The US has temporarily stopped sending bomb-detecting sniffer dogs to Jordan and Egypt after several of the animals died due to what US officials say was lack of care.
“Any death of a canine in the field is an extremely sad event and we will take every measure possible to prevent this from happening in the future,” a US Department of State official told reporters on Monday.
The dogs “play a critical role in our CT [counterterrorism] efforts overseas and in saving American lives,” the spokesperson said.
The state department’s own independent Office of Inspector General (OIG) began looking into the well-being of the animals after reports of canine mistreatment surfaced in the middle of 2017.
In a report released in September, the inspectors reported numerous cases of negligence in the care of about 135 dogs trained in detecting explosives.
These US-trained animals were provided to fewer than a dozen countries as part of a counterterrorism cooperation program.

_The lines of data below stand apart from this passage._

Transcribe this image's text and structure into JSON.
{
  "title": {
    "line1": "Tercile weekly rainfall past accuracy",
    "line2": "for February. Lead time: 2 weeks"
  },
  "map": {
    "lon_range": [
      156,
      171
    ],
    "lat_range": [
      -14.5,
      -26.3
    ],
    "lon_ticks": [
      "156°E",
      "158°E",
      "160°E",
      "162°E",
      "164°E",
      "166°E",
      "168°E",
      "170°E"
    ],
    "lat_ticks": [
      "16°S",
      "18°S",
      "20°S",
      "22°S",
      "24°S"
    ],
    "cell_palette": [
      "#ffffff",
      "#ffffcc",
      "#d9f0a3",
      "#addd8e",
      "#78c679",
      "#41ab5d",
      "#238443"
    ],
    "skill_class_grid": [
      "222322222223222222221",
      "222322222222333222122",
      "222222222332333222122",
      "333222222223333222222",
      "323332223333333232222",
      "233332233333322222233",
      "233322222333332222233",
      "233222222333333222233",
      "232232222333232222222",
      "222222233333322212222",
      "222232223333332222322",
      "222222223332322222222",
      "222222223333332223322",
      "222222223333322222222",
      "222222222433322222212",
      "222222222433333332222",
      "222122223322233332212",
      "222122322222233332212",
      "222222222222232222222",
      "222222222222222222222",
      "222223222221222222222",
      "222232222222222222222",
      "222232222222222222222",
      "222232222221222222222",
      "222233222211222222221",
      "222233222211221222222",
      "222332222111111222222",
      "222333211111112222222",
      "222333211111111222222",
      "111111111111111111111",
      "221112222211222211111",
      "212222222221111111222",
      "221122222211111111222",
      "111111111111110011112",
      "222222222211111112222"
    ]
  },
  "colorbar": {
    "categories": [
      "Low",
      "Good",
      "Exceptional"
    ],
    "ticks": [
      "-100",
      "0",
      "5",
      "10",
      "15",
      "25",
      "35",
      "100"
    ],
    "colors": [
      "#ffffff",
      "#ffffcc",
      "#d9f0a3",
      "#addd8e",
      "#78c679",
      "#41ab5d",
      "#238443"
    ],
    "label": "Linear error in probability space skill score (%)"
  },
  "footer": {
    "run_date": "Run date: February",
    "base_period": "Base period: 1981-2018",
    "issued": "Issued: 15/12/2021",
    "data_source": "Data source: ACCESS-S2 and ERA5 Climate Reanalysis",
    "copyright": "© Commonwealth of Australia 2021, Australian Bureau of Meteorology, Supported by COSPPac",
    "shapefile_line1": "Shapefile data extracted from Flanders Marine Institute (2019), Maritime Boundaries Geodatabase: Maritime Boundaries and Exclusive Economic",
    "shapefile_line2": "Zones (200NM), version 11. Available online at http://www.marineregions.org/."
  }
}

The main concerns were with Jordan, the first beneficiary of the program, where one dog died due to inadequate care and another had to be euthanized on its return to the US.
The OIG investigators recommended that the US government stop supplying Jordan with sniffer dogs — but the State Department’s Bureau of Diplomatic Security, which sends sniffer dogs abroad, refused to comply.

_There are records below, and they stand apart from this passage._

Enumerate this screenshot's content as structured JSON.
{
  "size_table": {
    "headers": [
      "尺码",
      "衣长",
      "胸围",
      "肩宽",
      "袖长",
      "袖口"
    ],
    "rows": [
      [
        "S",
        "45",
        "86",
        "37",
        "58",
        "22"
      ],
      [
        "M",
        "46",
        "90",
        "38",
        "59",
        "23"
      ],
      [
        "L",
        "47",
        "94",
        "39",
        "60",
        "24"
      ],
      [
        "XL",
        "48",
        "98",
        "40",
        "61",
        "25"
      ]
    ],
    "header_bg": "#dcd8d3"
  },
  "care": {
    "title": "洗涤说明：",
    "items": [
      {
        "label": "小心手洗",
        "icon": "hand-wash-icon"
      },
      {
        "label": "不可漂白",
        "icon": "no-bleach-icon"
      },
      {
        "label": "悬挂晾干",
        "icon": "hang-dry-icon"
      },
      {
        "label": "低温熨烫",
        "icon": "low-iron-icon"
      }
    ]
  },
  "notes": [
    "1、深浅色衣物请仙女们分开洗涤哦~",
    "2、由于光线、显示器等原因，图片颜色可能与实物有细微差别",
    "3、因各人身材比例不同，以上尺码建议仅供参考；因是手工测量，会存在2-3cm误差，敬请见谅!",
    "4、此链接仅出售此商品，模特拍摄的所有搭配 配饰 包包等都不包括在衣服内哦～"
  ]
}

In a new report released this month, the OIG reported that in June and September, two other dogs had died in Jordan of “unnatural causes” — one due to heat stroke and the other poisoned by pesticides sprayed by Jordanian police in or near the dog’s kennel.
The deaths could have been avoided through better care, the report added.
Three of the 10 dogs supplied to Egypt this year also died prematurely — one from lung cancer, the second from gallbladder disease and the third from heat stroke, an especially terrible death due to negligence and improper care, a veterinarian cited in the document said.
The investigators renewed their earlier recommendation to stop sending dogs to Jordan and have added Egypt to the black list. This time the state department complied.
“We concur with the OIG recommendations to cease temporarily providing additional canines to Jordan and Egypt until those countries implement our requirements to ensure the canines’ health and welfare,” the state department official said.